Balance
In trading, the term “balance” refers to the amount of cash available in a trading account, excluding any unrealized profits or losses from open positions. It is essentially the starting point for understanding your account’s financial health before factoring in the current market movements affecting your trades. Knowing your balance helps you manage risk, plan new trades, and understand how much capital you have free to deploy.

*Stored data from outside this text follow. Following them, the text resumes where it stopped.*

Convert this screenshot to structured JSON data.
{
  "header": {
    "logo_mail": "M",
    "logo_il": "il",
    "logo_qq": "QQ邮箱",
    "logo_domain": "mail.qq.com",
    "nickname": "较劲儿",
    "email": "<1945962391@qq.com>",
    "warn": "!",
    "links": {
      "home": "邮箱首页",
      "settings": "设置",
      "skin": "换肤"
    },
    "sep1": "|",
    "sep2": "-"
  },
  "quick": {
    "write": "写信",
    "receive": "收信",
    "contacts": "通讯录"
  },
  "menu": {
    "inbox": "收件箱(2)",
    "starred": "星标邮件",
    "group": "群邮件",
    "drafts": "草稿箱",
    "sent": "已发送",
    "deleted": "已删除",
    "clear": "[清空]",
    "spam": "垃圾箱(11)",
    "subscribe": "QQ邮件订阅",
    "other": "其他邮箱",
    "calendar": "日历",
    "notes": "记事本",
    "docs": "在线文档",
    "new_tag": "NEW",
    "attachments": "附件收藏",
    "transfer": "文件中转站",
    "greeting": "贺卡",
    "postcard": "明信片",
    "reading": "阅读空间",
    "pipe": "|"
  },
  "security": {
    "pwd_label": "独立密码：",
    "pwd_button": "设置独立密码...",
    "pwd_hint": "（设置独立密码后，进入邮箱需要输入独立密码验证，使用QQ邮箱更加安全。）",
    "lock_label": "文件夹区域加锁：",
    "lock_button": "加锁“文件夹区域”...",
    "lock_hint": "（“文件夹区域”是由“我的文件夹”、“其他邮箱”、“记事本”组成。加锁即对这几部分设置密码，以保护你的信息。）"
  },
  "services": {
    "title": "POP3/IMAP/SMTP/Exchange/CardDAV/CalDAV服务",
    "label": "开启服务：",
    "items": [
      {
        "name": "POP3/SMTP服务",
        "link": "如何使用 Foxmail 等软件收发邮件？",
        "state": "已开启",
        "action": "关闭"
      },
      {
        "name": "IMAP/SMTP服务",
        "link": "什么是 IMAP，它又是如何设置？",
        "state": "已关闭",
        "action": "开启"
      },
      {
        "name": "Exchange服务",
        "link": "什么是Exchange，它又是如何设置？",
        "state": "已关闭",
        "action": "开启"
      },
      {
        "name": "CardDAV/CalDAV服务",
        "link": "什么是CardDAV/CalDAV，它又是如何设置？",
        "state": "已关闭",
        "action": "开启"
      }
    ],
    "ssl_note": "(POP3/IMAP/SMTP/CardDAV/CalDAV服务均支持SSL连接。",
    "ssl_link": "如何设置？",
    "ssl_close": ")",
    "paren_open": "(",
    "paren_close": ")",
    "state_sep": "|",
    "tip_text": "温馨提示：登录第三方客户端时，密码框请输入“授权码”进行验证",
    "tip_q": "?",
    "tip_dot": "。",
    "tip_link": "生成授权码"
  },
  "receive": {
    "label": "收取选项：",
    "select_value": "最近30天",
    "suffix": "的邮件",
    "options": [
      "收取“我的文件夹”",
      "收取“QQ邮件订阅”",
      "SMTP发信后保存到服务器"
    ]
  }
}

To put it simply, the balance is the amount of money you have after all closed trades have been accounted for, plus any deposits or withdrawals. It does not include the fluctuating value of open positions, which are reflected separately in metrics like equity or margin.
Formula:
Balance = Previous Balance + Realized Profit/Loss + Deposits – Withdrawals
For example, suppose you start with $10,000 in your trading account. You make a few trades and close them with a total profit of $500. You also deposit an additional $1,000 into your account. Your new balance would be:
Balance = $10,000 + $500 + $1,000 – $0 = $11,500
If you then open a position that currently shows an unrealized loss of $200, your balance remains $11,500, but your equity (which includes unrealized P/L) would be $11,300.
A real-life example might involve trading forex (FX). Imagine you have $5,000 in your account. You enter a long position on EUR/USD, and while the trade is open, the price moves against you showing an unrealized loss of $150. Despite this, your balance remains $5,000 because the loss is unrealized. If you were to close the trade at this point, the $150 loss would become realized, and your balance would decrease to $4,850.
One common misconception is confusing balance with equity. Equity reflects your real-time account value and includes your balance plus any unrealized profits or losses. Many traders check their balance and assume it shows their full account value, which can be misleading if they have open trades that are currently losing money. This misunderstanding can lead to over-leveraging or thinking there is more capital available than there actually is.
Another frequent question traders ask is: “What’s the difference between balance and margin?” Margin refers to the amount of money required to open and maintain positions, and it’s often a portion of your balance that is “locked” or set aside to cover potential losses. Your balance is the total cash excluding unrealized gains or losses, while margin is the subset of your funds allocated to keep trades open.
Also, traders often wonder how withdrawals impact balance. When you withdraw funds from your account, the balance decreases accordingly. However, withdrawing too much can reduce your margin cushion, increasing the risk of margin calls if your open positions move against you.
In summary, understanding balance is fundamental to effective trading. It represents your cash on hand, unaffected by market fluctuations on open trades. Always consider balance alongside equity and margin to get a complete picture of your trading account’s status. Recognizing the difference between realized and unrealized P/L helps avoid mistakes such as overestimating your available funds or mismanaging risk.